According to these letters, goods exported to the US from several key Asian nations, including Japan, South Korea, Malaysia, and others like Kazakhstan and Tunisia, are now set to face 25% tariffs starting on August 1.

The tariff rates varied for other Asia-Pacific markets. Indonesia will be hit with a 32% excise duty, Bangladesh was slapped with a 35% duty, and both Cambodia and Thailand are set for 36% tariff rates.

Imports from Laos and Myanmar will face an even steeper 40% duty, according to the president’s letters.

This fresh wave of protectionist measures sent a chill through markets, causing all three key benchmarks on Wall Street to suffer their worst day since mid-June in the previous session.

Overnight in the US, the Dow Jones Industrial Average tumbled 422.17 points, or 0.94%, to end at 44,406.36.

The S&P 500 fell 0.79% to 6,229.98, and the Nasdaq Composite lost 0.92% to settle at 20,412.52. US stock futures continued to fall in early Asian hours.

A divergent picture across Asia: some rise, some fall

Despite the tariff news, the reaction across Asian markets was not uniform. 

Japan’s Nikkei 225 benchmark managed to add 0.31%, while the broader Topix index ticked up 0.14%.

In South Korea, the Kospi index also showed resilience, increasing by 1.11%, with the small-cap Kosdaq moving up 0.22%. 

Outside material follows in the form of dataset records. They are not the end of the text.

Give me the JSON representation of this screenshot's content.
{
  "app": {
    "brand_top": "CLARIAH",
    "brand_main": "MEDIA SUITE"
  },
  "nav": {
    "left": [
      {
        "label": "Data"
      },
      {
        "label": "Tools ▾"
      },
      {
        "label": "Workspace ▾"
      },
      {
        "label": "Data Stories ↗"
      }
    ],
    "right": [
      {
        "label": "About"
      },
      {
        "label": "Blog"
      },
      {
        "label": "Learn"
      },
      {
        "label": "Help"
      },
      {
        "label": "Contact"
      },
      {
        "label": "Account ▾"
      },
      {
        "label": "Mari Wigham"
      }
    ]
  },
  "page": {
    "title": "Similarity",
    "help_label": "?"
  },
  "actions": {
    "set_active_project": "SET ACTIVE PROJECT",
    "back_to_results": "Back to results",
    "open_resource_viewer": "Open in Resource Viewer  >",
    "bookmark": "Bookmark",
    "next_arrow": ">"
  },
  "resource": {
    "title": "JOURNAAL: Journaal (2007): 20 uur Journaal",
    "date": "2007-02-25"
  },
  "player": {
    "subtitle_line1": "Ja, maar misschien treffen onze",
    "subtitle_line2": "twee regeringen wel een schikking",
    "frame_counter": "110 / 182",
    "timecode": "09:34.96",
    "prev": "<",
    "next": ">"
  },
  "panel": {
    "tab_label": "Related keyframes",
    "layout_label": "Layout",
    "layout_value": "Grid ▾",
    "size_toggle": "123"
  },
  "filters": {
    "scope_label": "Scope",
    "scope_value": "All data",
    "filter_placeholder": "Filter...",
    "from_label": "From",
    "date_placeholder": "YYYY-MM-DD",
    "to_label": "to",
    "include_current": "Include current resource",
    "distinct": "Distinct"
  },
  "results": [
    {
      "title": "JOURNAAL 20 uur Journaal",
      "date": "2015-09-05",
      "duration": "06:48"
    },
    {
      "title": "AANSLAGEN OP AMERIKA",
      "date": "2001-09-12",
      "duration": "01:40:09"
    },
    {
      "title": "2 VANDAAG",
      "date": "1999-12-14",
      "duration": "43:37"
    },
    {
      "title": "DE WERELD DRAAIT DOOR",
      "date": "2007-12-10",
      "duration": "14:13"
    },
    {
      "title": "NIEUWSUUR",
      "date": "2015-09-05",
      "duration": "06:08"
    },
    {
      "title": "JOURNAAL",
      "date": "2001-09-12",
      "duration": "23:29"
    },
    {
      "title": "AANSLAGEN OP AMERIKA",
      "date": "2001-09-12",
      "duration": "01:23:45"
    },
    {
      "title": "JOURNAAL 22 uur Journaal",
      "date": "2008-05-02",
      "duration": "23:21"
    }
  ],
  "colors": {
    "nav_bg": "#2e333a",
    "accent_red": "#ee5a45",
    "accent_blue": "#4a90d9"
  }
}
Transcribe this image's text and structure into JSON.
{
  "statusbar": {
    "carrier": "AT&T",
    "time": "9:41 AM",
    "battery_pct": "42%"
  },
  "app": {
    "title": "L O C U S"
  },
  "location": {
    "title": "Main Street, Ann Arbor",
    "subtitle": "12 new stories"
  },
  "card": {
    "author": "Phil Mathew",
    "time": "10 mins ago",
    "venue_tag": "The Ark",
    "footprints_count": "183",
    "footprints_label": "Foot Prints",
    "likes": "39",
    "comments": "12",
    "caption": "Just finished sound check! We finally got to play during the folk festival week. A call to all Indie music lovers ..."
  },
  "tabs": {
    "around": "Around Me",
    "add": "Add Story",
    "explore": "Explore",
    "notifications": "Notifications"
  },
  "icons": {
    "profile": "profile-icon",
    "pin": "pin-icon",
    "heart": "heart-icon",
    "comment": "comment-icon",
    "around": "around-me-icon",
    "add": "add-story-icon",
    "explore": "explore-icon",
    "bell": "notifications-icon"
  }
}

Mainland China’s CSI 300 index added 0.28%, and Hong Kong’s Hang Seng Index increased by 1.01%.

However, other markets felt the pressure. 

Taiwanese stocks fell, with the benchmark Taiex index down 1.04% to 22,196.37 as of 10:15 a.m. local time, after hitting its lowest level in two weeks earlier in the session.

The weakness was led by the energy, industrials, and healthcare sectors, according to data from LSEG. Shares of tech giants Taiwan Semiconductor Manufacturing Co and Hon Hai Precision Industry (Foxconn) were last seen trading 1.39% and 1.24% lower, respectively.

Over in Australia, the S&P/ASX 200 benchmark was flat as investors awaited the Reserve Bank of Australia’s monetary policy announcement.

The central bank is widely expected to cut interest rates by 25 basis points to 3.6% when its two-day policy meeting concludes later today.

Singapore hits all-time high; Sensex opens lower

In a standout performance, Singapore’s 30-stock benchmark Straits Times Index extended its winning run to a second day, hitting a fresh all-time high.

The index was up 0.46% at 4,050 as of 11:20 a.m. local time, with gains led by the technology, industrials, and utilities sectors.

Best-performing stocks included Yangzijiang Shipbuilding, which rose 2.74%, while Singapore Exchange and Singapore Telecommunications were both up nearly 2%.

Meanwhile, Indian benchmark indices started the day on a weaker note. The BSE Sensex opened 65 points lower, and the Nifty slipped below the 25,500 mark.

One of the few bright spots in an otherwise subdued Indian market was Kotak Bank, which was up 3% in early trade.